Bradford Crown Court heard how members of Manningham Ward Labour Club - including a 78-year-old woman and her disabled son - used beer barrels to barricade themselves inside the building during the height of the Bradford riots nearly two years ago.
Club steward Roy Glister even phoned police to say they had only five minutes to live as a barrage of missiles and petrol bombs rained down on the club at the junction of Toller Lane and Whetley Lane, the court heard.
Mohammed Ilyas, 48, of Prospect Road, Wapping, Bradford, has pleaded not guilty to a charge of arson with intent to endanger the lives of all 23 people inside the club and an alternative charge of arson being reckless as to whether their lives would be endangered.
Some of the drinkers were physically sick as the building burned around them, prosecutor Alistair MacDonald QC told the court.
He told how their terrifying ordeal began after a quiet night at the club when it became clear that the rioters were heading their way at the height of the troubles on July 7, 2001.
The doors to the club were bolted and Mr Glister ordered everyone to gather in the lounge, but as masked rioters began hurling missiles and petrol bombs at the premises some people began to panic.
"A number of people wanted to leave the club for obvious reasons... but they were prevented from doing so by Mr Glister who said it was unsafe for them to go outside," Mr MacDonald told the city's crown court. Mr Glister took 20 people into the cellar area for safety and beer barrels were used to barricade the doors.
"By this stage the people in the cellar were petrified," Mr MacDonald told the city's crown court yesterday. "They formed the view they were going to die either by being burned alive in the cellar or by people getting into the club."
Among those trapped in the cellar was a 78-year-old woman and her severely disabled son and Mr MacDonald told the jury: "Many of the ladies in the cellar were in tears and some people were being physically sick. 'They thought they were in severe peril of being burned alive."
A couple who had not made it to the cellar area took shelter in a gents toilet as the club was attacked and Mr MacDonald said the content of a phone call to their family clearly showed the depth of their distress.
He said it was only by chance that a break in the line of rioters allowed the police and fire crews through to rescue the 23 people who had been trapped inside the club.
But because the hard-pressed fire crews had to deal with another blaze at a nearby pub, Mr Glister and his family could only watch as their club and home collapsed.
The attack left the building a "smoking ruin" and caused damage estimated at more than £1 million.
Mr MacDonald said it was not alleged that Ilyas alone had caused the fire or that he had thrown any petrol bombs into the premises, but he told the jury they would see video footage showing him trying to set light to curtains at the club when he must have known there were people inside.
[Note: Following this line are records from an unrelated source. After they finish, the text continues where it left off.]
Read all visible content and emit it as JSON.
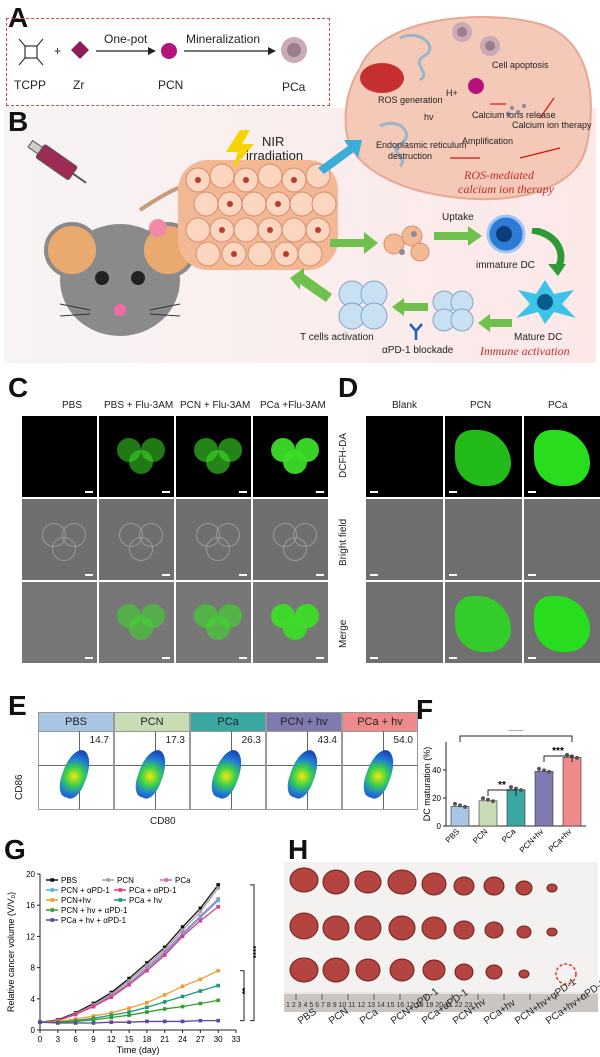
{
  "panel_labels": {
    "a": "A",
    "b": "B",
    "c": "C",
    "d": "D",
    "e": "E",
    "f": "F",
    "g": "G",
    "h": "H"
  },
  "panel_a": {
    "tcpp": "TCPP",
    "plus": "+",
    "zr": "Zr",
    "one_pot": "One-pot",
    "pcn": "PCN",
    "mineralization": "Mineralization",
    "pca": "PCa"
  },
  "panel_b": {
    "nir": "NIR",
    "irradiation": "irradiation",
    "ros_generation": "ROS generation",
    "h_plus": "H+",
    "hv": "hv",
    "calcium_release": "Calcium ions release",
    "cell_apoptosis": "Cell apoptosis",
    "er": "Endoplasmic reticulum",
    "destruction": "destruction",
    "amplification": "Amplification",
    "calcium_therapy": "Calcium ion therapy",
    "ros_title_1": "ROS-mediated",
    "ros_title_2": "calcium ion therapy",
    "uptake": "Uptake",
    "immature_dc": "immature DC",
    "mature_dc": "Mature DC",
    "t_cells": "T cells activation",
    "pd1": "αPD-1 blockade",
    "immune": "Immune activation"
  },
  "panel_c": {
    "cols": [
      "PBS",
      "PBS + Flu-3AM",
      "PCN + Flu-3AM",
      "PCa +Flu-3AM"
    ]
  },
  "panel_d": {
    "cols": [
      "Blank",
      "PCN",
      "PCa"
    ],
    "rows": [
      "DCFH-DA",
      "Bright field",
      "Merge"
    ]
  },
  "panel_e": {
    "groups": [
      {
        "name": "PBS",
        "value": "14.7",
        "color": "#a9c5e4"
      },
      {
        "name": "PCN",
        "value": "17.3",
        "color": "#c9ddb5"
      },
      {
        "name": "PCa",
        "value": "26.3",
        "color": "#3aa7a3"
      },
      {
        "name": "PCN + hv",
        "value": "43.4",
        "color": "#7f7bb0"
      },
      {
        "name": "PCa + hv",
        "value": "54.0",
        "color": "#ee8a8a"
      }
    ],
    "ylabel": "CD86",
    "xlabel": "CD80"
  },
  "chart_data": [
    {
      "type": "bar",
      "categories": [
        "PBS",
        "PCN",
        "PCa",
        "PCN+hv",
        "PCa+hv"
      ],
      "values": [
        14,
        18,
        26,
        39,
        49
      ],
      "ylabel": "DC maturation (%)",
      "yticks": [
        "0",
        "20",
        "40"
      ],
      "ylim": [
        0,
        60
      ],
      "significance": [
        "****",
        "***",
        "**"
      ],
      "colors": [
        "#a9c5e4",
        "#c9ddb5",
        "#3aa7a3",
        "#7f7bb0",
        "#ee8a8a"
      ]
    },
    {
      "type": "line",
      "x": [
        0,
        3,
        6,
        9,
        12,
        15,
        18,
        21,
        24,
        27,
        30
      ],
      "xticks": [
        "0",
        "3",
        "6",
        "9",
        "12",
        "15",
        "18",
        "21",
        "24",
        "27",
        "30",
        "33"
      ],
      "yticks": [
        "0",
        "4",
        "8",
        "12",
        "16",
        "20"
      ],
      "xlabel": "Time (day)",
      "ylabel": "Relative cancer volume (V/V₀)",
      "ylim": [
        0,
        20
      ],
      "significance": [
        "**",
        "****"
      ],
      "series": [
        {
          "name": "PBS",
          "color": "#111111",
          "values": [
            1,
            1.3,
            2.2,
            3.4,
            4.8,
            6.6,
            8.6,
            10.6,
            13.2,
            15.6,
            18.6
          ]
        },
        {
          "name": "PCN",
          "color": "#a0a0a0",
          "values": [
            1,
            1.2,
            2.1,
            3.2,
            4.6,
            6.3,
            8.3,
            10.3,
            12.8,
            15.2,
            18.2
          ]
        },
        {
          "name": "PCa",
          "color": "#d36cb2",
          "values": [
            1,
            1.2,
            2.0,
            3.1,
            4.4,
            6.0,
            8.0,
            10.0,
            12.4,
            14.6,
            16.8
          ]
        },
        {
          "name": "PCN + αPD-1",
          "color": "#4bb6e3",
          "values": [
            1,
            1.2,
            2.0,
            3.0,
            4.3,
            5.9,
            7.8,
            9.8,
            12.2,
            14.4,
            16.6
          ]
        },
        {
          "name": "PCa + αPD-1",
          "color": "#e23b84",
          "values": [
            1,
            1.2,
            2.0,
            3.0,
            4.2,
            5.8,
            7.6,
            9.6,
            12.0,
            14.0,
            15.8
          ]
        },
        {
          "name": "PCN+hv",
          "color": "#f59b2a",
          "values": [
            1,
            1.1,
            1.4,
            1.8,
            2.2,
            2.8,
            3.5,
            4.5,
            5.6,
            6.5,
            7.6
          ]
        },
        {
          "name": "PCa + hv",
          "color": "#1a9a7a",
          "values": [
            1,
            1.0,
            1.2,
            1.5,
            1.9,
            2.3,
            2.9,
            3.6,
            4.3,
            5.0,
            5.7
          ]
        },
        {
          "name": "PCN + hv + αPD-1",
          "color": "#33a02c",
          "values": [
            1,
            1.0,
            1.1,
            1.3,
            1.6,
            1.9,
            2.3,
            2.7,
            3.0,
            3.4,
            3.8
          ]
        },
        {
          "name": "PCa + hv + αPD-1",
          "color": "#5b48a2",
          "values": [
            1,
            0.9,
            0.9,
            0.9,
            1.0,
            1.0,
            1.1,
            1.1,
            1.1,
            1.2,
            1.2
          ]
        }
      ]
    }
  ],
  "panel_h": {
    "labels": [
      "PBS",
      "PCN",
      "PCa",
      "PCN+αPD-1",
      "PCa+αPD-1",
      "PCN+hv",
      "PCa+hv",
      "PCN+hv+αPD-1",
      "PCa+hv+αPD-1"
    ],
    "ruler": "1 2 3 4 5 6 7 8 9 10 11 12 13 14 15 16 17 18 19 20 21 22 23"
  }
}
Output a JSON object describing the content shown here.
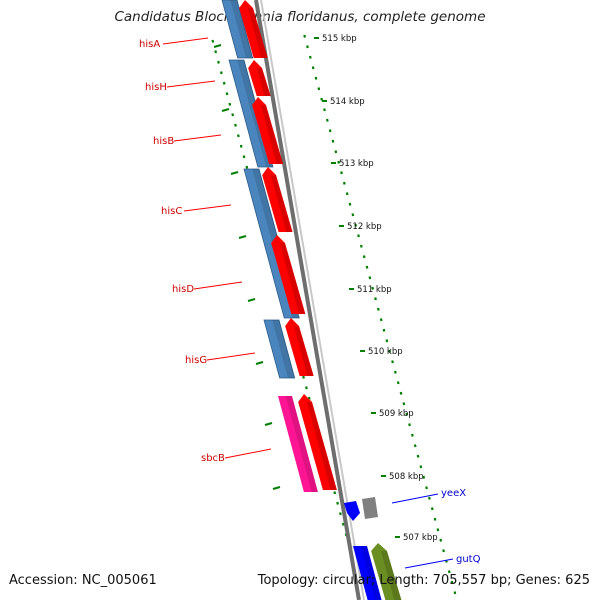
{
  "header": {
    "title": "Candidatus Blochmannia floridanus, complete genome"
  },
  "footer": {
    "accession": "Accession: NC_005061",
    "summary": "Topology: circular; Length: 705,557 bp; Genes: 625"
  },
  "colors": {
    "cds_forward": "#ff0000",
    "cds_reverse": "#4a86bd",
    "sbcB": "#ff1493",
    "yeeX": "#0000ff",
    "gutQ": "#6b8e23",
    "other": "#808080",
    "backbone": "#888888",
    "tick": "#008000",
    "label_red": "#cc0000",
    "label_blue": "#0000cc"
  },
  "scale": {
    "ticks": [
      "515 kbp",
      "514 kbp",
      "513 kbp",
      "512 kbp",
      "511 kbp",
      "510 kbp",
      "509 kbp",
      "508 kbp",
      "507 kbp"
    ]
  },
  "genes": [
    {
      "name": "hisA",
      "label_color": "red"
    },
    {
      "name": "hisH",
      "label_color": "red"
    },
    {
      "name": "hisB",
      "label_color": "red"
    },
    {
      "name": "hisC",
      "label_color": "red"
    },
    {
      "name": "hisD",
      "label_color": "red"
    },
    {
      "name": "hisG",
      "label_color": "red"
    },
    {
      "name": "sbcB",
      "label_color": "red"
    },
    {
      "name": "yeeX",
      "label_color": "blue"
    },
    {
      "name": "gutQ",
      "label_color": "blue"
    }
  ]
}
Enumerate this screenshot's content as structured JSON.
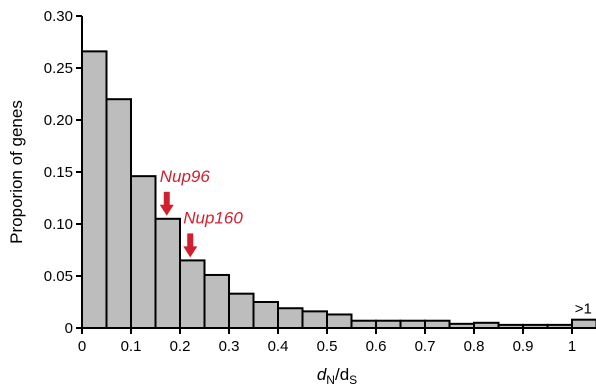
{
  "chart_data": {
    "type": "bar",
    "title": "",
    "xlabel_main": "d",
    "xlabel_sub1": "N",
    "xlabel_sep": "/d",
    "xlabel_sub2": "S",
    "ylabel": "Proporion of genes",
    "ylim": [
      0,
      0.3
    ],
    "xlim": [
      0,
      1.05
    ],
    "y_ticks": [
      "0",
      "0.05",
      "0.10",
      "0.15",
      "0.20",
      "0.25",
      "0.30"
    ],
    "x_ticks": [
      "0",
      "0.1",
      "0.2",
      "0.3",
      "0.4",
      "0.5",
      "0.6",
      "0.7",
      "0.8",
      "0.9",
      "1"
    ],
    "bin_width": 0.05,
    "bins_start": [
      0,
      0.05,
      0.1,
      0.15,
      0.2,
      0.25,
      0.3,
      0.35,
      0.4,
      0.45,
      0.5,
      0.55,
      0.6,
      0.65,
      0.7,
      0.75,
      0.8,
      0.85,
      0.9,
      0.95,
      1.0
    ],
    "values": [
      0.266,
      0.22,
      0.146,
      0.105,
      0.065,
      0.051,
      0.033,
      0.025,
      0.019,
      0.016,
      0.013,
      0.007,
      0.007,
      0.007,
      0.007,
      0.004,
      0.005,
      0.003,
      0.003,
      0.003,
      0.008
    ],
    "last_bar_label": ">1",
    "annotations": [
      {
        "text": "Nup96",
        "x": 0.175,
        "bar_value": 0.105,
        "color": "#d21f2e"
      },
      {
        "text": "Nup160",
        "x": 0.225,
        "bar_value": 0.065,
        "color": "#d21f2e"
      }
    ],
    "bar_color": "#bdbdbd"
  }
}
Film from the club's own CCTV equipment is also said to show Ilyas returning to the premises and pushing burning material through a window.
It is part of the crown's case that on the night of the riot Ilyas was out on the streets wearing a curly Afro-style wig and Mr MacDonald indicated that an issue in the case would be whether the person in those photographs was in fact the defendant.
The trial is expected to last until late June.